On 01-10-2019 10:39, Sean Young wrote:
Hi Hans,

On Mon, Sep 30, 2019 at 01:29:59PM +0200, Hans de Goede wrote:
On 30-09-2019 10:33, Sean Young wrote:
On Mon, Sep 30, 2019 at 11:34:04AM +1000, Peter Hutterer wrote:
On Sun, Sep 29, 2019 at 08:17:38PM +0100, Sean Young wrote:
Any thoughts on this would be appreciated!

libinput relies on udev, either directly or through the X server. So if you
trigger your device to get removed and re-added through udev, libinput will
add it and re-initialize it with whatever current bits it has.

   sudo udevadm trigger --action=remove /sys/class/input/event5
   sudo udevadm trigger --action=add /sys/class/input/event5

Hmm, this is bit of an ugly workaround, even if generated them from
ir-keytable.

We could change the kernel to re-create the input device when the keymap
changes, but this does not fit the current model very well.

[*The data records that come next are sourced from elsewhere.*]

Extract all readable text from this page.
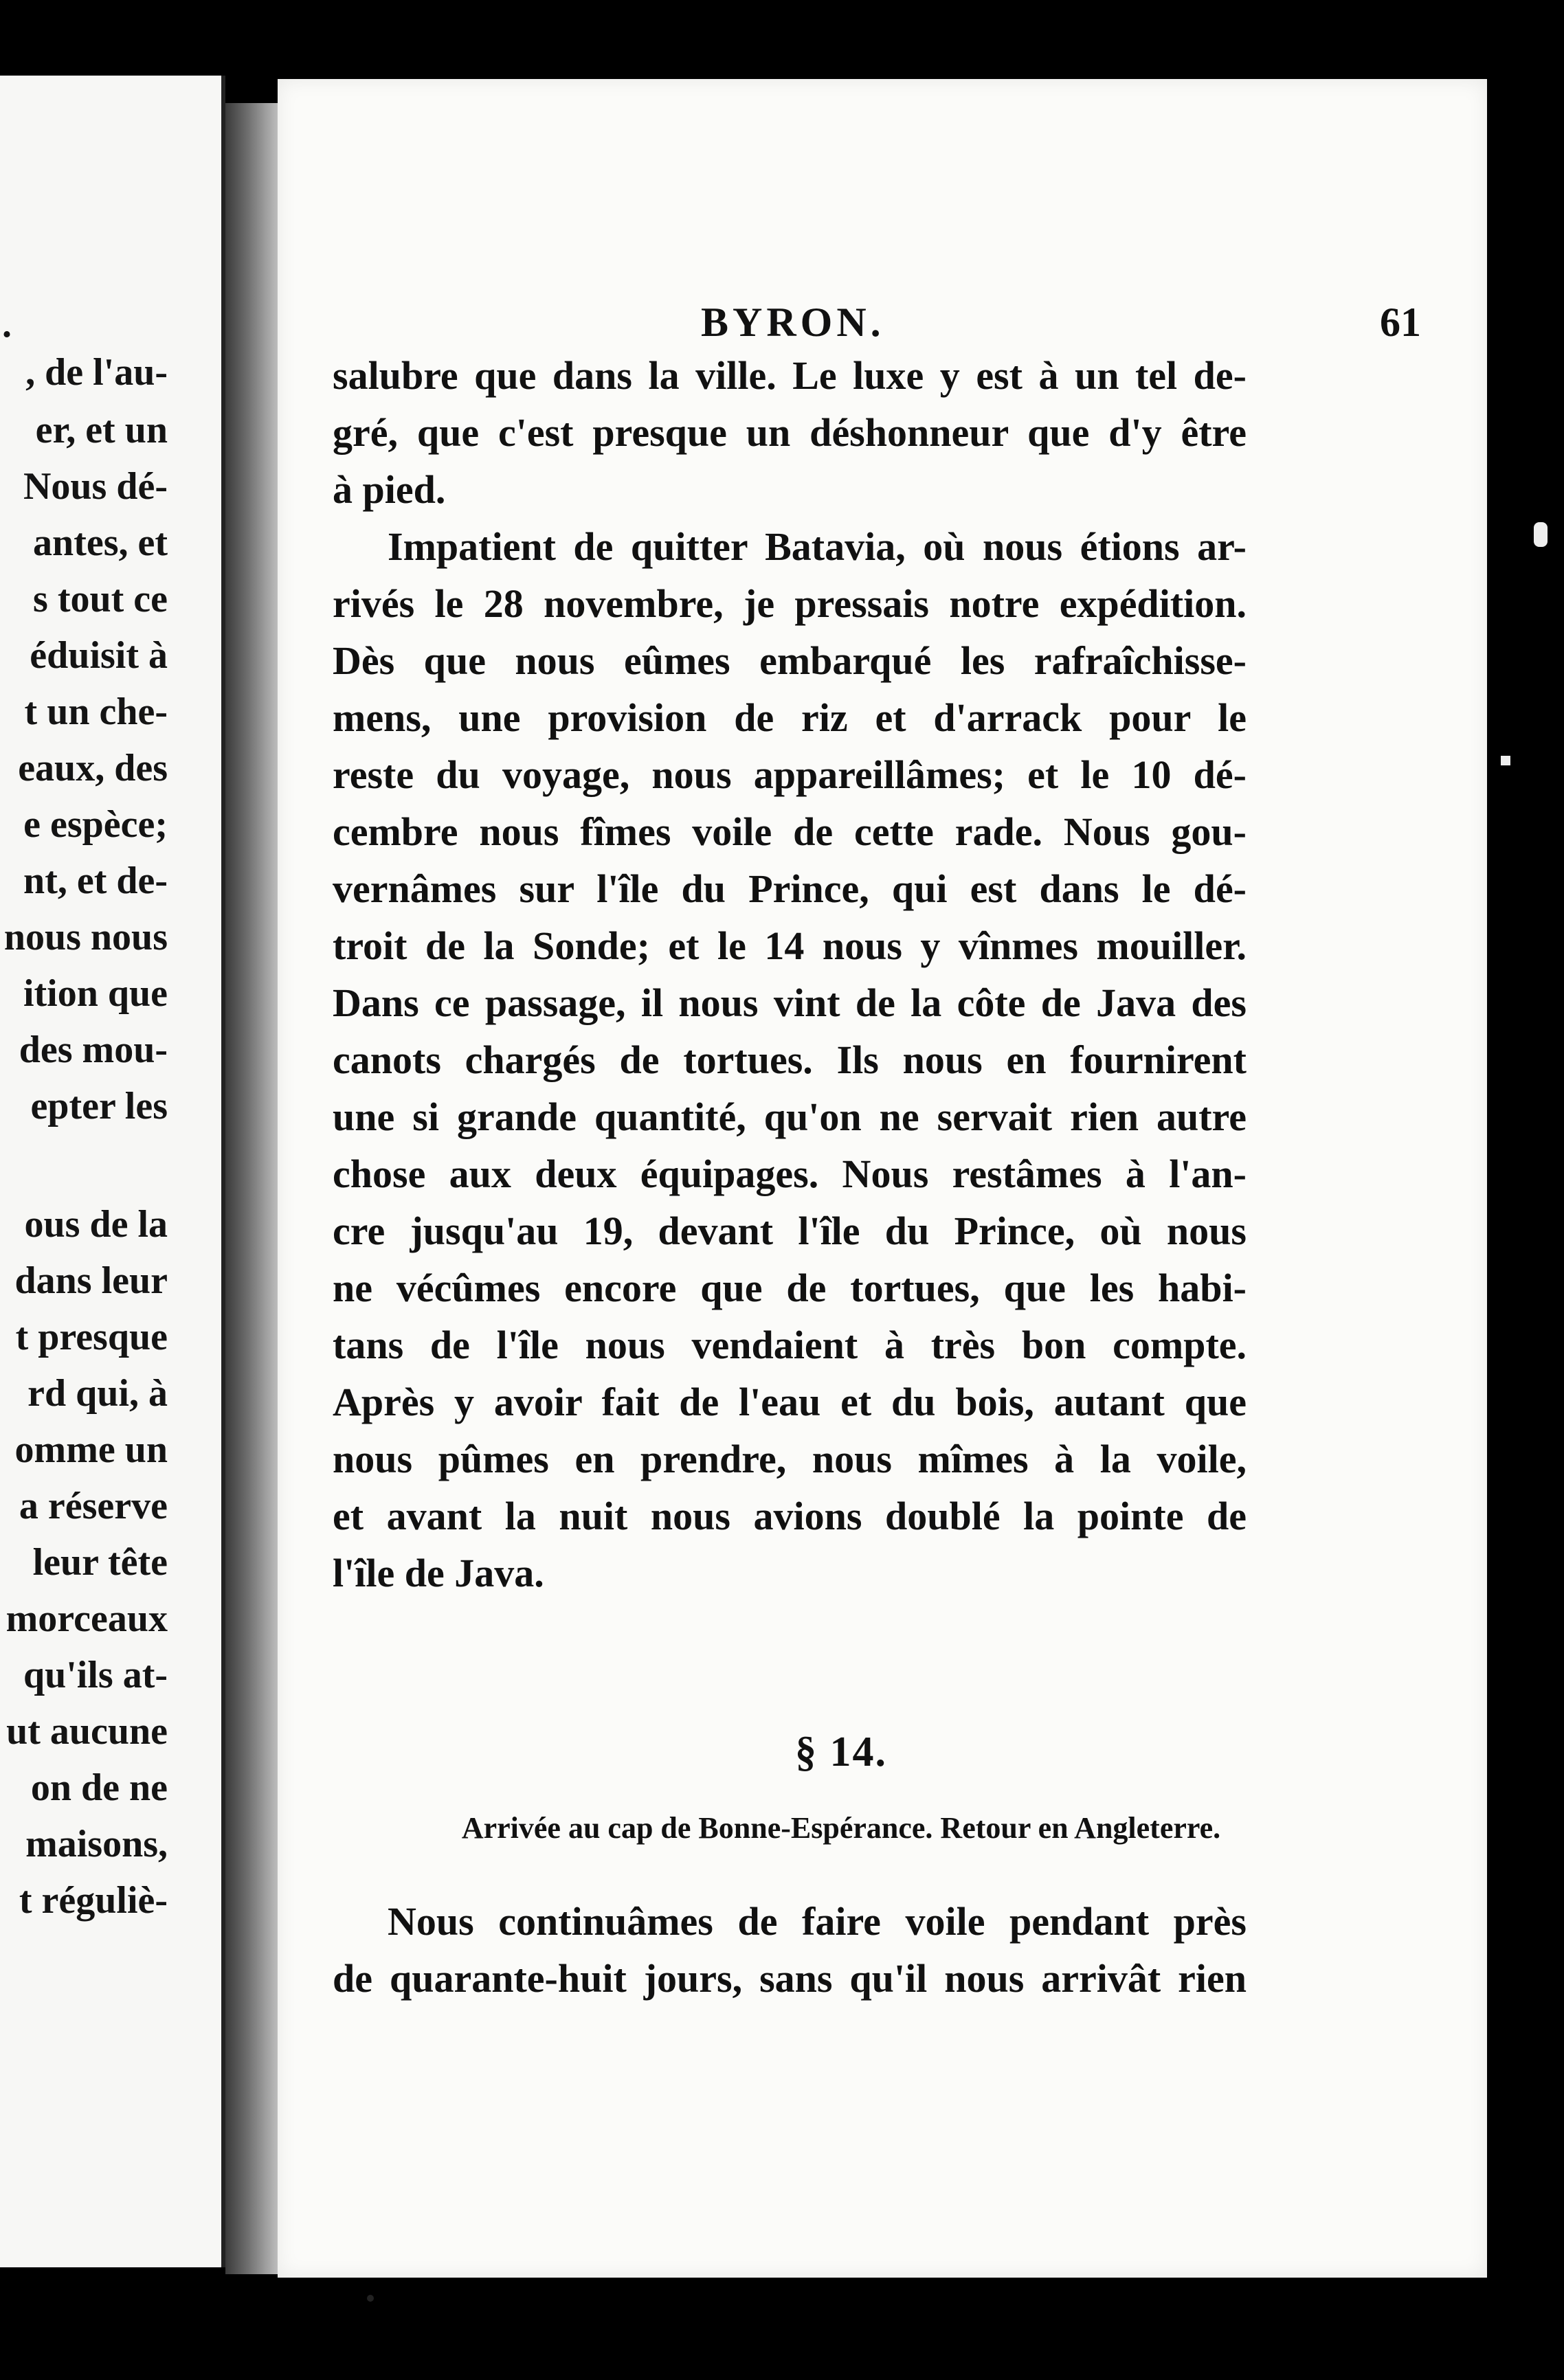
.
, de l'au-
er, et un
Nous dé-
antes, et
s tout ce
éduisit à
t un che-
eaux, des
e espèce;
nt, et de-
nous nous
ition que
des mou-
epter les
ous de la
dans leur
t presque
rd qui, à
omme un
a réserve
leur tête
morceaux
qu'ils at-
ut aucune
on de ne
maisons,
t réguliè-
BYRON.	61
salubre que dans la ville. Le luxe y est à un tel de-
gré, que c'est presque un déshonneur que d'y être
à pied.
Impatient de quitter Batavia, où nous étions ar-
rivés le 28 novembre, je pressais notre expédition.
Dès que nous eûmes embarqué les rafraîchisse-
mens, une provision de riz et d'arrack pour le
reste du voyage, nous appareillâmes; et le 10 dé-
cembre nous fîmes voile de cette rade. Nous gou-
vernâmes sur l'île du Prince, qui est dans le dé-
troit de la Sonde; et le 14 nous y vînmes mouiller.
Dans ce passage, il nous vint de la côte de Java des
canots chargés de tortues. Ils nous en fournirent
une si grande quantité, qu'on ne servait rien autre
chose aux deux équipages. Nous restâmes à l'an-
cre jusqu'au 19, devant l'île du Prince, où nous
ne vécûmes encore que de tortues, que les habi-
tans de l'île nous vendaient à très bon compte.
Après y avoir fait de l'eau et du bois, autant que
nous pûmes en prendre, nous mîmes à la voile,
et avant la nuit nous avions doublé la pointe de
l'île de Java.
§ 14.
Arrivée au cap de Bonne-Espérance. Retour en Angleterre.
Nous continuâmes de faire voile pendant près
de quarante-huit jours, sans qu'il nous arrivât rien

Not quite sure how to solve this yet.

Just reading along here as an ex libinput contributor. I have the feeling
that it will help if you can explain your specific use-case, because it
sounds like you really want to change the keymap on the fly, while normally
the keymap is something which gets setup once and the loaded by udev add
device init time...

You're absolutely right, that is exactly what I'm trying to do.

So can you please explain your specific use-case here?

Simply loading a new keymap while logged in, or rather solve the issue of
"my remote doesn't work after loading the correct keymap". >
My longer term goal is to provide gnome-control-center plugin for
configuring IR receivers.

So what I'm hearing is that from libinput's perspective, an input device
should not change once created. In order to support this use-case, either
ask the user to logout/login or the kernel should re-create the input
device when the keymap changes.

Right, so if this is for a gnome-control-center plugin then I guess
the idea is the user sets things up once and then they never change, right?

So how does the keymap stay set / gets stored ? Do you write it out
globally so that udev will do the right thing next boot. Or does the
g-c-c plugin register an autostart user service which does this once
the user logs in?

Assuming you set the mapping globally, then you need some DBUS activated
helper daemon running as root, or some such, right (hopefully with
access managed by polkit)?   Then it wouldn't be too hard to do the:

    sudo udevadm trigger --action=remove /sys/class/input/event5
    sudo udevadm trigger --action=add /sys/class/input/event5

Peter suggested from that daemon, and if this is only done on
keymap changes, then this seems like a reasonable solution?